June, lovely and serene, had spread itself out over Millstead like a veil of purest magic; every day the sun climbed high and shone fiercely; every night the world slept under the starshine; all the passage of nights and days was one moving pageant of wonderment. And Speed was happy, gloriously, overwhelmingly happy. Never in all his life before had he been so happy; never had he tasted, even to an infinitesimal extent, the kind of happiness that bathed and drenched him now. Rapturously lovely were those long June days, days that turned Millstead into a flaming paradise of sights and sounds. In the mornings, he rose early, took a cold plunge in the swimming-bath, and breakfasted with the school amidst the cool morning freshness that, by its very quality of chill, seemed to suggest bewitchingly the warmth that was to come. Chapel followed breakfast, and after that, until noon, his time was spent in the Art and Music Rooms and the various form-rooms in which he contrived to satisfy parental avidity for that species of geography known as commercial. From noon until midday dinner he either marked books in his room or went shopping into the town. During that happy hour the cricket was beginning, and the dining-hall at one o'clock was gay with cream flannels and variously chromatic blazers. Speed loved the midday meal with the school; he liked to chat with his neighbours at table, to listen to the catalogue of triumphs, anxieties, and anticipations that never failed to unfold itself to the sympathetic hearer. Afterwards he was free to spend the afternoon as he liked. He might cycle dreamily along the sleepy lanes and find himself at tea-time in some wrinkled little sun-scorched inn, with nothing to do but dream his own glorious dreams and play with the innkeeper's languid dog and read local newspapers a fortnight old. Or he might stay the whole afternoon at Millstead, lazily watching the cricket from a deck-chair on the pavilion verandah and sipping the tuck-shop's iced lemonade. Less often he would play cricket himself, never scoring more than ten or a dozen runs, but fielding with a dogged energy which occasionally only just missed deserving the epithet brilliant. And sometimes, in the excess of his enthusiasm, he would take selected parties of the boys to Pangbourne Cathedral, some eighteen miles distant, and show them the immense nave and the Lady Chapel with the decapitated statues and the marvellous stained-glass of the Octagon.

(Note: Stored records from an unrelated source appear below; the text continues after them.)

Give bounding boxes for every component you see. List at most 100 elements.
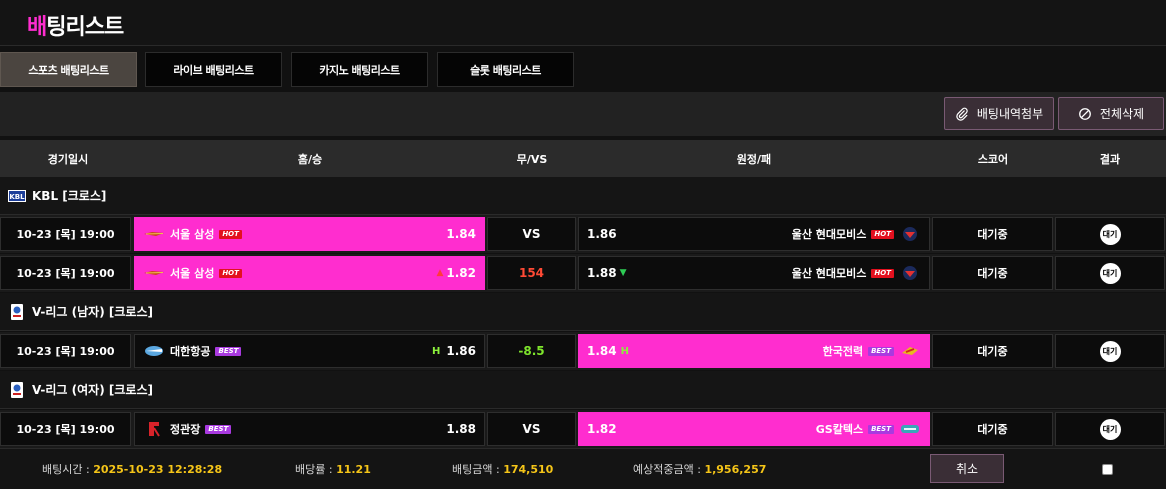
best-badge: BEST [205, 424, 232, 434]
jungkwanjang-logo-icon [143, 422, 165, 437]
table-row: 10-23 [목] 19:00 대한항공 BEST H 1.86 -8.5 1.… [0, 332, 1166, 370]
handicap-mark: H [432, 345, 441, 357]
page-title: 배팅리스트 [27, 15, 124, 40]
away-team-name: GS칼텍스 [815, 423, 864, 436]
ulsan-mobis-logo-icon [899, 227, 921, 241]
away-team-name: 울산 현대모비스 [791, 228, 867, 241]
hot-badge: HOT [219, 229, 242, 239]
seoul-samsung-logo-icon [143, 266, 165, 280]
draw-vs-cell: VS [487, 217, 576, 251]
title-bar: 배팅리스트 [0, 0, 1166, 46]
col-header-away: 원정/패 [736, 153, 772, 166]
table-row: 10-23 [목] 19:00 서울 삼성 HOT ▲ 1.82 154 1.8… [0, 254, 1166, 292]
ulsan-mobis-logo-icon [899, 266, 921, 280]
paperclip-icon [956, 107, 968, 121]
best-badge: BEST [868, 346, 894, 356]
col-header-score: 스코어 [977, 153, 1009, 166]
vleague-logo-icon [8, 381, 26, 398]
match-datetime: 10-23 [목] 19:00 [0, 256, 131, 290]
home-odds-cell[interactable]: 서울 삼성 HOT 1.84 [134, 217, 485, 251]
arrow-up-icon: ▲ [436, 268, 444, 278]
home-odds-cell[interactable]: 대한항공 BEST H 1.86 [134, 334, 485, 368]
home-odds: 1.86 [446, 344, 476, 358]
home-odds: 1.82 [446, 266, 476, 280]
home-team-name: 서울 삼성 [170, 228, 215, 241]
bet-time: 배팅시간 : 2025-10-23 12:28:28 [42, 463, 223, 476]
home-team-name: 정관장 [170, 423, 201, 436]
home-odds-cell[interactable]: 정관장 BEST 1.88 [134, 412, 485, 446]
league-header-kbl: KBL KBL [크로스] [0, 177, 1166, 215]
toolbar: 배팅내역첨부 전체삭제 [0, 92, 1166, 136]
home-odds-cell[interactable]: 서울 삼성 HOT ▲ 1.82 [134, 256, 485, 290]
col-header-home: 홈/승 [297, 153, 323, 166]
total-odds: 배당률 : 11.21 [295, 463, 371, 476]
draw-vs-cell: VS [487, 412, 576, 446]
korean-air-logo-icon [143, 344, 165, 358]
ban-icon [1079, 107, 1091, 120]
league-header-vleague-men: V-리그 (남자) [크로스] [0, 293, 1166, 331]
away-odds-cell[interactable]: 1.88 ▼ 울산 현대모비스 HOT [578, 256, 930, 290]
score-status: 대기중 [932, 256, 1053, 290]
col-header-result: 결과 [1099, 153, 1121, 166]
gs-caltex-logo-icon [899, 422, 921, 436]
league-name: V-리그 (여자) [크로스] [32, 383, 153, 397]
match-datetime: 10-23 [목] 19:00 [0, 217, 131, 251]
score-status: 대기중 [932, 412, 1053, 446]
away-odds: 1.86 [587, 227, 617, 241]
result-badge: 대기 [1099, 418, 1121, 440]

Then dinner, conversational and sometimes boisterous, in the Masters' Common-Room, and afterwards, unless it were his evening for taking preparation, an hour at least of silence before the corridors and dormitories became noisy. During this hour he would often sit by the open window in his room and hear the rooks cawing in the high trees and the clankety-clank of the roller on the cricket-pitch and all the mingled sounds and commotions that seemed to him to make the silence of the summer evenings more magical than ever. Often, too, he would hear the sound of the Head's piano, a faint half-pathetic tinkle from below.